De regering van Trump heeft toegegeven dat ze per ongeluk een man uit El Salvador hebben verdreven, die naar verluidt lid zou zijn van een bende in Maryland. De man, Kilmer Abregia-Gartia genaamd, werd op 15 maart uitgezet, ondanks een uitspraak van een rechter die zijn deportatie had verboden. Abregia-Gartia’s advocaten hebben bevestigd dat hun cliënt geen lid is van de MS-13-bende en hebben geëist dat hij onmiddellijk naar de VS wordt teruggestuurd.
Een functionaris van de US Immigration and Customs Enforcement (ICE) heeft verklaard dat de deportatie van Abregia-Gartia onjuist was en dat het werd uitgevoerd op basis van een administratieve fout. De regering heeft de 18e-eeuwse wet aangehaald die de deportatie van buitenlandse burgers toestaat als ze lid zijn van gewelddadige bendes, als rechtvaardiging voor hun acties.

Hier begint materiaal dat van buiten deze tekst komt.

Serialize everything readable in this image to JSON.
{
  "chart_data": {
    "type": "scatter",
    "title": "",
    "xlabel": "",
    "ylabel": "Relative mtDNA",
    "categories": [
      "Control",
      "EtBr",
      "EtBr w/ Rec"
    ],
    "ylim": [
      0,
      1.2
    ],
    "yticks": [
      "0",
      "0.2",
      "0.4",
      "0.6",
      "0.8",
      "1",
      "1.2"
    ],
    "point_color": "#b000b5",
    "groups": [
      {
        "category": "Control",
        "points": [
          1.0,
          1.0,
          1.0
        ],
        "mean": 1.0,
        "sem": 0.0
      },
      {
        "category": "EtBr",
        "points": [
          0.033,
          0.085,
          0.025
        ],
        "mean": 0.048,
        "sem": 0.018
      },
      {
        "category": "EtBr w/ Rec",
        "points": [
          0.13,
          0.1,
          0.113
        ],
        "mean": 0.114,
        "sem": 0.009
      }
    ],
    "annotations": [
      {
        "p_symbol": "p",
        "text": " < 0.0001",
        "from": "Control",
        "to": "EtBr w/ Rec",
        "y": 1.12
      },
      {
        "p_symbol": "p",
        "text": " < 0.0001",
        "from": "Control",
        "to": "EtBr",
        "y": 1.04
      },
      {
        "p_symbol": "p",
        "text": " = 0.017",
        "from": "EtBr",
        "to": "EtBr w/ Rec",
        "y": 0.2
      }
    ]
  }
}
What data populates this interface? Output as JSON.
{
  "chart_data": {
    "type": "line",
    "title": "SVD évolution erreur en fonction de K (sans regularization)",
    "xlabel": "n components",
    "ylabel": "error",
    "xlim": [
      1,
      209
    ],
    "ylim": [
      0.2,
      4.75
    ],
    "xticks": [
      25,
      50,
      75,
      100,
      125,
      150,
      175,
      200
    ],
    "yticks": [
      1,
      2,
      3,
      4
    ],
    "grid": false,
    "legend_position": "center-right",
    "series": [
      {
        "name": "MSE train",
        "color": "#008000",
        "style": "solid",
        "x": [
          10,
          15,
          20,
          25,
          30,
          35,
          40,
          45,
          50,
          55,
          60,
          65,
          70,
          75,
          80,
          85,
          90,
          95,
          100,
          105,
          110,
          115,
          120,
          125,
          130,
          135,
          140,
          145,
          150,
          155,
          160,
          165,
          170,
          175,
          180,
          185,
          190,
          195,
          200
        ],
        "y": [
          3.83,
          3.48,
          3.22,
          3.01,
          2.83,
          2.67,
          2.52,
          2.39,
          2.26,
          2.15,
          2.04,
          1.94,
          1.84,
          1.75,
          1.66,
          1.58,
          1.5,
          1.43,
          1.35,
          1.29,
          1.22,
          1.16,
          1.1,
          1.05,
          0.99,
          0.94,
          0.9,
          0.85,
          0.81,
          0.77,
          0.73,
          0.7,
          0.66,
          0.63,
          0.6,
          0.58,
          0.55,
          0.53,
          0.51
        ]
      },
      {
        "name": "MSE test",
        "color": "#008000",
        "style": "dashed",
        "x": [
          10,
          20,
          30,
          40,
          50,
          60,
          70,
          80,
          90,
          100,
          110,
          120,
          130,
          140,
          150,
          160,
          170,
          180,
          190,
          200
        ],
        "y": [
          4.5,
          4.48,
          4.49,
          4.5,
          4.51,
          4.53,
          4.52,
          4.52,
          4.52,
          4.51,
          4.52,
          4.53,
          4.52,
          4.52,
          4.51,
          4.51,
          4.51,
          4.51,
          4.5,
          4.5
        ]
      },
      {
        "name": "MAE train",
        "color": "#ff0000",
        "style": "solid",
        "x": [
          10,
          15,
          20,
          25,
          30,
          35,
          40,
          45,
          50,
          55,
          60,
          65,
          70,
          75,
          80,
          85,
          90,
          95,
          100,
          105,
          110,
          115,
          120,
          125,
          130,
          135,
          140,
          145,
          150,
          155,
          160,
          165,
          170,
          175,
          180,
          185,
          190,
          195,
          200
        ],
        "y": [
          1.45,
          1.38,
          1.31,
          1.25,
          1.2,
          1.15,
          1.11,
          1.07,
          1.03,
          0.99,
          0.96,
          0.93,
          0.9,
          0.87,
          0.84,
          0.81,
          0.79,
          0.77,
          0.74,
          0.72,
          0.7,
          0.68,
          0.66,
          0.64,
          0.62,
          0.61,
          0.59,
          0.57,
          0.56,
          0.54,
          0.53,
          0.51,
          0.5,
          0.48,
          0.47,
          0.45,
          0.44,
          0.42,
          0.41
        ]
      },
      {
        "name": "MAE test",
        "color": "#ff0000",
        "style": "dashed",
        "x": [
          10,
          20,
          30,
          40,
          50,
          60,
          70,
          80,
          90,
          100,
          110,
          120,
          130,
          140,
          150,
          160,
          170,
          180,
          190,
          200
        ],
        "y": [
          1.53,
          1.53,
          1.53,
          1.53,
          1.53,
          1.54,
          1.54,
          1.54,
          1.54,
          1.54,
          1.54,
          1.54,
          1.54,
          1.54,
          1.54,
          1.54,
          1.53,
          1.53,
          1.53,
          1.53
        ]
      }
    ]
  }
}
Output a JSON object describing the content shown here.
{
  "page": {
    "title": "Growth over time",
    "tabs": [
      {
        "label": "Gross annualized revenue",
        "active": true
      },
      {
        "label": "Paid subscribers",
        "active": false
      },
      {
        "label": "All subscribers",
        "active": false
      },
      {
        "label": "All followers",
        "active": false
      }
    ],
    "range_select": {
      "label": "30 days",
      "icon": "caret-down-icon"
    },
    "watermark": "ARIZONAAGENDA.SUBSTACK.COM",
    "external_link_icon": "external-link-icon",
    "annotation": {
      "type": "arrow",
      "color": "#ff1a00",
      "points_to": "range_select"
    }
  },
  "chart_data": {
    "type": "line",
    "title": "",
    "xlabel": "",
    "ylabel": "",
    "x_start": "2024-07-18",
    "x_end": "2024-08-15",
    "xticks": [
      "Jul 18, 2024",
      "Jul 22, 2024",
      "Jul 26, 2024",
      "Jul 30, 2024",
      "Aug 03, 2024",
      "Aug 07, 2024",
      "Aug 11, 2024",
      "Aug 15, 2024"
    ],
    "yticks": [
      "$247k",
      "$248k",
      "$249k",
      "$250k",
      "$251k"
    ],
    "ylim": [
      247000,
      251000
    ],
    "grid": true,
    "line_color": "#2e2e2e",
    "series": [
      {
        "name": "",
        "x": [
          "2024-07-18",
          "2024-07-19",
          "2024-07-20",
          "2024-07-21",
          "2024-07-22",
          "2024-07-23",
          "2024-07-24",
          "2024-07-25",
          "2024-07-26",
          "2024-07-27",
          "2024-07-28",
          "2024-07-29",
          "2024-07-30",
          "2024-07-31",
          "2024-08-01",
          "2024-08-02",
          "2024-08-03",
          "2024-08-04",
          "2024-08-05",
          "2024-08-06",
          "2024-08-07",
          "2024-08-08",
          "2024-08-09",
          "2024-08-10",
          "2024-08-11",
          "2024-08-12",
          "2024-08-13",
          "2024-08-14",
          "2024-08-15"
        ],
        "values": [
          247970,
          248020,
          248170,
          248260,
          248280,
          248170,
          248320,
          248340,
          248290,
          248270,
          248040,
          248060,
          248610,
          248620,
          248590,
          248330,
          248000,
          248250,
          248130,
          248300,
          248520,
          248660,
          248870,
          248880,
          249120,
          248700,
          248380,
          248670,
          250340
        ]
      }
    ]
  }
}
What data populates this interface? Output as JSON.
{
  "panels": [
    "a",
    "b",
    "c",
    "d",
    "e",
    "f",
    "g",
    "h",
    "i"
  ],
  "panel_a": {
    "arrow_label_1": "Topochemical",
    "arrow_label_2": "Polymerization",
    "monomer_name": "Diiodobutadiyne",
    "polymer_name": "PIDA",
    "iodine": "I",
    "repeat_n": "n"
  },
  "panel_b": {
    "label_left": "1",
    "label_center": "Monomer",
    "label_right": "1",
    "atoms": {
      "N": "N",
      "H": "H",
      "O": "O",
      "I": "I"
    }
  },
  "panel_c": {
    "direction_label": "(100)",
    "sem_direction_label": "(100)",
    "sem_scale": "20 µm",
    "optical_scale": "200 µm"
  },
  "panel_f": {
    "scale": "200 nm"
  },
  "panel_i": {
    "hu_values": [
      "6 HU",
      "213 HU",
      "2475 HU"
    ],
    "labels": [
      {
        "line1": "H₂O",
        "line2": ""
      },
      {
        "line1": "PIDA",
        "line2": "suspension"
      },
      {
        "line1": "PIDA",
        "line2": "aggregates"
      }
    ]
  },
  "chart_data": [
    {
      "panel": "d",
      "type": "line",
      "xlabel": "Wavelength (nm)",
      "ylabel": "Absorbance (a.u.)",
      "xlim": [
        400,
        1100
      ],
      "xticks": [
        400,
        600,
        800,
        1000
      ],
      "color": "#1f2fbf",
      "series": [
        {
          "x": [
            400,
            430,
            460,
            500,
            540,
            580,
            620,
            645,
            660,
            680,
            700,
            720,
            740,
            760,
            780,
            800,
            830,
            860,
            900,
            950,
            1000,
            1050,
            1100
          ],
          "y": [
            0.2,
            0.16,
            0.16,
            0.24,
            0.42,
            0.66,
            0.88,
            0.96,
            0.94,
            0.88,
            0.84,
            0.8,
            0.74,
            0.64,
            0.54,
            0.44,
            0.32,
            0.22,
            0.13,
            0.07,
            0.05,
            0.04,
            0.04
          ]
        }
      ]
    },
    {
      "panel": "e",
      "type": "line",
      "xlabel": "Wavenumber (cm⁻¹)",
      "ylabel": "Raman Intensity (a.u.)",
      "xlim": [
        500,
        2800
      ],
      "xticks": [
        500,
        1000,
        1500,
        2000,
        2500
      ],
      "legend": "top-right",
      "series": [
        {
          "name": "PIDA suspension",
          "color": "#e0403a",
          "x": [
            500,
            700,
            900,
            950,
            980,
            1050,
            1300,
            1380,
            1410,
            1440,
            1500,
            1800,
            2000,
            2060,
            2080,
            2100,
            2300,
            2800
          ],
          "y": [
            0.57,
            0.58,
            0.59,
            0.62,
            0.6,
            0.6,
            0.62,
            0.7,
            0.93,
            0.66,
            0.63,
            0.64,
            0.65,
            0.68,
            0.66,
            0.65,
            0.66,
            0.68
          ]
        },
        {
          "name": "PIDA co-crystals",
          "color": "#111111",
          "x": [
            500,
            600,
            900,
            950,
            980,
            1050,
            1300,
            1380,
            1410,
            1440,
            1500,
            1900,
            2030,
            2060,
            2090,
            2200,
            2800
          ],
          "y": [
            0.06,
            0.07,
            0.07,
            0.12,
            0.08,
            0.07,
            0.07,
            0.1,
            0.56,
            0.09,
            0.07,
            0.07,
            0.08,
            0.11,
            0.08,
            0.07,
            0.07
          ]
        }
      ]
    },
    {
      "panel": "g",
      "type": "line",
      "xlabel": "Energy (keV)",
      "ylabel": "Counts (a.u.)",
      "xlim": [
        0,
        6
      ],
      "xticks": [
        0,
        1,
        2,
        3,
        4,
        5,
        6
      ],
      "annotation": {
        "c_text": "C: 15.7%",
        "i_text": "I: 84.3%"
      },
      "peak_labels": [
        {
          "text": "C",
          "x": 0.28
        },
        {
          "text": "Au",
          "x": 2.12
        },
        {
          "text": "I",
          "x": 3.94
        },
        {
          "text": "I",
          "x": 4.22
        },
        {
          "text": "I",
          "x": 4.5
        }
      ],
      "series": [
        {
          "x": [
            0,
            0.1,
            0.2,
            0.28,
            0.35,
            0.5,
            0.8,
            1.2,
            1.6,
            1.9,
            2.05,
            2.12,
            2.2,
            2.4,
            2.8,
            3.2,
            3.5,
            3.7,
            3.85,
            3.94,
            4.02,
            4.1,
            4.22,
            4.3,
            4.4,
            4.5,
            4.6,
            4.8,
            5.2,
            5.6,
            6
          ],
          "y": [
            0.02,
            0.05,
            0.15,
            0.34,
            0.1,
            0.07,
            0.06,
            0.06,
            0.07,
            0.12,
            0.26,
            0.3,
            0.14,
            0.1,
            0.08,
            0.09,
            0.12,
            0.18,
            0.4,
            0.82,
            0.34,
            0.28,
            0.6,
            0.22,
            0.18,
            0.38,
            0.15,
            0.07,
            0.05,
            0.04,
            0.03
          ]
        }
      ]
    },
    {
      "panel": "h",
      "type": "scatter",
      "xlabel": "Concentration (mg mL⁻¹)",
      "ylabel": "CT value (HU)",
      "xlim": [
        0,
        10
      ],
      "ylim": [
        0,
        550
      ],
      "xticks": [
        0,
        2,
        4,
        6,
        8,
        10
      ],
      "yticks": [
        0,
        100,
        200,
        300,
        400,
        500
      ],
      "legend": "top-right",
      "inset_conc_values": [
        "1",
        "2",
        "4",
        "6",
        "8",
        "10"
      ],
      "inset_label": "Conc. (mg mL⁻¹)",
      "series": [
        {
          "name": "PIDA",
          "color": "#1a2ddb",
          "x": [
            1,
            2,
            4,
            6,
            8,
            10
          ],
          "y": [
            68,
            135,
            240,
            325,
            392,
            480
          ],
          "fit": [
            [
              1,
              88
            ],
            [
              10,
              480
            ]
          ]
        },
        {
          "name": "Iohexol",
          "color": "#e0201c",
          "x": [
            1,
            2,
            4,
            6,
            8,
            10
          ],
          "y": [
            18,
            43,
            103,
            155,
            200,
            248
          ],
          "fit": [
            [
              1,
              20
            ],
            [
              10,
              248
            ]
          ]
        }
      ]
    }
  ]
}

De advocaten van Abregia-Gartia hebben de Amerikaanse rechtbank gevraagd om zijn terugkeer naar de VS te bevelen en hebben de detentieomstandigheden van hun cliënt in El Salvador veroordeeld. Ze beweren dat de regering van de VS de wet negeert en dat hun cliënt onrechtmatig is gedeporteerd.
ICE heeft erkend dat ze op de hoogte waren van de uitspraak van de rechtbank die de deportatie van Abregia-Gartia had verboden, maar toch besloten om hem te arresteren en uit te zetten. Hij stond niet op de oorspronkelijke passagierslijst van de vlucht op 15 maart, maar werd op het laatste moment toegevoegd als een “alternatief”.
De zaak van Abregia-Gartia werpt twijfels op over de wettigheid en rechtvaardigheid van het deportatiebeleid van de regering-Trump. Het incident benadrukt de noodzaak van nauwkeurigheid en zorgvuldigheid bij het uitvoeren van deportaties om onrechtmatige uitzettingen te voorkomen.